いつか、きみの空を。
葵衣が本当にいるのかどうかを確認する必要がないことは、玄関の二箇所を見ればわかる。
雨は降り続いているのに傘立てに置かれた紺色の傘。
爪先を下向けて立てかけられた、新聞紙を詰めた靴。
朝からバイトがあるのなら、夜のうちに靴を乾かしてしまっているはずだから、夕方から出かける可能性はまだあるけれど、昼過ぎまでは家にいるだろう。
看病を頼みたいわけではない。
身の回りの世話だとか、食事の用意をしてほしいとは微塵も思っていない。
わたしがトイレやリビングに行くタイミングで顔を合わせずにいてくれたのならそれでいい。
昔から何かと間が悪い葵衣のことだから、今このときにも、狙ったように部屋から出てくるかもしれない。
足音で起こしてしまって自分から起因を作ることだけはないように、立てる物音を最小限にしてリビングに入り、調理せずに食べられるものと水、常備薬を丸ごと抱えて部屋に戻る。

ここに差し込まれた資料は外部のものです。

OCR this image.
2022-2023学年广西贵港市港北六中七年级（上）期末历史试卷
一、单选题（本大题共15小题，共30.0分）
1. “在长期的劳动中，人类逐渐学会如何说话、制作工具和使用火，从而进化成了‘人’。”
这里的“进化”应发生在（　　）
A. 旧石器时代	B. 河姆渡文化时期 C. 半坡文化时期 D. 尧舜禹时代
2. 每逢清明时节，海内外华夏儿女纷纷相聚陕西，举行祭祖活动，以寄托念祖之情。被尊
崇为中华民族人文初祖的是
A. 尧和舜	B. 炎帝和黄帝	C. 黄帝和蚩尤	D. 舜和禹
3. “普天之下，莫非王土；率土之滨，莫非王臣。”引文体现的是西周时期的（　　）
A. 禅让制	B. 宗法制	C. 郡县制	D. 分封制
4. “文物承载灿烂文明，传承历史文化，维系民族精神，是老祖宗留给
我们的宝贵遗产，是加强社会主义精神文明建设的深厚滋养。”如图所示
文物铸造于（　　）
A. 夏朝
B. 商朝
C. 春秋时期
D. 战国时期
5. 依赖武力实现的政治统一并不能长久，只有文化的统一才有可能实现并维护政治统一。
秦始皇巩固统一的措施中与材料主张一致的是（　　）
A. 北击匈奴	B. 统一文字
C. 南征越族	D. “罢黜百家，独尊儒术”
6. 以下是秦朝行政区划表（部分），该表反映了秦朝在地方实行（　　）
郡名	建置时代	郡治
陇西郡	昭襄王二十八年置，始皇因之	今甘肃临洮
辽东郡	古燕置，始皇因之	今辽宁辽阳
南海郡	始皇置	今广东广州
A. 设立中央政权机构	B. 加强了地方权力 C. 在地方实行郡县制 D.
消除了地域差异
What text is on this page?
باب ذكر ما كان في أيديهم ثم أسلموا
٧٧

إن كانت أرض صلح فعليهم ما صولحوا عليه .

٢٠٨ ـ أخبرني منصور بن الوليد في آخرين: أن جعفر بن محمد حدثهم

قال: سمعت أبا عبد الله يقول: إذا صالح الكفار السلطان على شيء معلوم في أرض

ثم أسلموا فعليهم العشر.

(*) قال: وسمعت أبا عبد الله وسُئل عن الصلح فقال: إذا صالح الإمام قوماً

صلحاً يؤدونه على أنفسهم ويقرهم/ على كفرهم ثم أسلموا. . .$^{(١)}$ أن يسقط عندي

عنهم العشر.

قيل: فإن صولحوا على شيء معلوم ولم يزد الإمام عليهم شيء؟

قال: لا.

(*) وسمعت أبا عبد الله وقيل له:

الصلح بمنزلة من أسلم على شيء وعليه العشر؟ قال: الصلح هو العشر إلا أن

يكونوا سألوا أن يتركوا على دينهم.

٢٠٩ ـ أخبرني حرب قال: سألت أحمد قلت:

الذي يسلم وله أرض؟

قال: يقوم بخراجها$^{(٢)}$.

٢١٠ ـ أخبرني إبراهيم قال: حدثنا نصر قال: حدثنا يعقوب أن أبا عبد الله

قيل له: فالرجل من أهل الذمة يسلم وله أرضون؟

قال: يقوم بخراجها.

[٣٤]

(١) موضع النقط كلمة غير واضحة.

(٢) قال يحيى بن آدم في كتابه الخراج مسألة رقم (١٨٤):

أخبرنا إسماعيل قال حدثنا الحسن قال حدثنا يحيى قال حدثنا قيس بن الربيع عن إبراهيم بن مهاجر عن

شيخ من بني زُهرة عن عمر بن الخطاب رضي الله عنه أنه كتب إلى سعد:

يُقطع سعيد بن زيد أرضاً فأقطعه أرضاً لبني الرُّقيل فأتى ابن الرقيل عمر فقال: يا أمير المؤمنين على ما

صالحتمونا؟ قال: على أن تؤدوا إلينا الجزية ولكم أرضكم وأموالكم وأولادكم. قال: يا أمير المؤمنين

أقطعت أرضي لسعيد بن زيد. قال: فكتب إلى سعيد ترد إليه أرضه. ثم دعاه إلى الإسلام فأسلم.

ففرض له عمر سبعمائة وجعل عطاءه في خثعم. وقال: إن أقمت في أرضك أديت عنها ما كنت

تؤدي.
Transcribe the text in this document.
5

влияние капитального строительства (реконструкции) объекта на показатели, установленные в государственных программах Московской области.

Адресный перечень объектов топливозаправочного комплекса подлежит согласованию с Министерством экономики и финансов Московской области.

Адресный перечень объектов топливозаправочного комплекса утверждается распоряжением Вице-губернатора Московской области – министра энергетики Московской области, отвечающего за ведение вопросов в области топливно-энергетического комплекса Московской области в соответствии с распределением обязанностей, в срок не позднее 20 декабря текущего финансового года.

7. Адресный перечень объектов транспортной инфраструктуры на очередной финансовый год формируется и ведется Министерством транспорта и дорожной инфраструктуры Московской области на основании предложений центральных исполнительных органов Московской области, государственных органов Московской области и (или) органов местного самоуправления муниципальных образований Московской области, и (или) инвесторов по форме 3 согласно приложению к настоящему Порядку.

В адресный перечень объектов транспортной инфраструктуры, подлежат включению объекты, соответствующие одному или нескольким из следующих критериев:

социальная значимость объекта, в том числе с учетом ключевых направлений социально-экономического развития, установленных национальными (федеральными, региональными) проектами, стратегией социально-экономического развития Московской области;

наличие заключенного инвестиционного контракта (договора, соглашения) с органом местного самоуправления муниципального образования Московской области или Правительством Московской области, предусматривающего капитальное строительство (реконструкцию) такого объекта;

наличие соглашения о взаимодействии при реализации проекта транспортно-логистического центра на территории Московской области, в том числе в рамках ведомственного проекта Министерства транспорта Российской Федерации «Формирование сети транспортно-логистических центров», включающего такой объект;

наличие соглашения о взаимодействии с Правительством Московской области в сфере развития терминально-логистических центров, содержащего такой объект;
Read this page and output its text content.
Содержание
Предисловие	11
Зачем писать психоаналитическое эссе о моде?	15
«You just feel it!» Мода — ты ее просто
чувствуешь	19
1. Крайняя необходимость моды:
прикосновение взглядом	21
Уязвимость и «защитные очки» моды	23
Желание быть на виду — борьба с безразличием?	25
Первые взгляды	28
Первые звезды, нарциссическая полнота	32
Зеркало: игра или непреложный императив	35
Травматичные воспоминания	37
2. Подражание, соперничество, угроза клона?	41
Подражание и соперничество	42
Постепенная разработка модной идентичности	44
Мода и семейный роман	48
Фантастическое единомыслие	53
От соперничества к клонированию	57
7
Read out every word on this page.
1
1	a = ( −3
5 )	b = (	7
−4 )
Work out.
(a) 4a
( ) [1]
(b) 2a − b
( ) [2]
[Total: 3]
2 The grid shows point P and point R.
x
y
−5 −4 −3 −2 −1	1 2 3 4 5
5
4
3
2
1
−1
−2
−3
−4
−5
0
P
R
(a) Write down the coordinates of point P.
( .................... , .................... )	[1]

物音を潜めていると自分の呼吸の音がやたらと耳について、息を止めていたせいでベッドに倒れ込む頃には酸欠状態。
汗を吸った衣服が体温を奪うから、着替えなければいけない。
錠剤を三粒飲み込むことはそんなに難しいことではない。
どちらも済ませて布団に潜った方が良いと頭ではわかっているし、行動する気力もまだあるけれど、身体がついていかない。
腕を持ち上げるのも、指先を動かすのも億劫で、もし自分のそばに放ったペットボトルの蓋が開いて水が溢れ出したとしても、ぼうっと眺めてしまうだろう。
ガンガンと頭の内側から殴打されているような強い頭痛は、目を瞑っていると余計に響く。
低く呻きながら、体勢を横向きにしただけで身体の力が抜けた。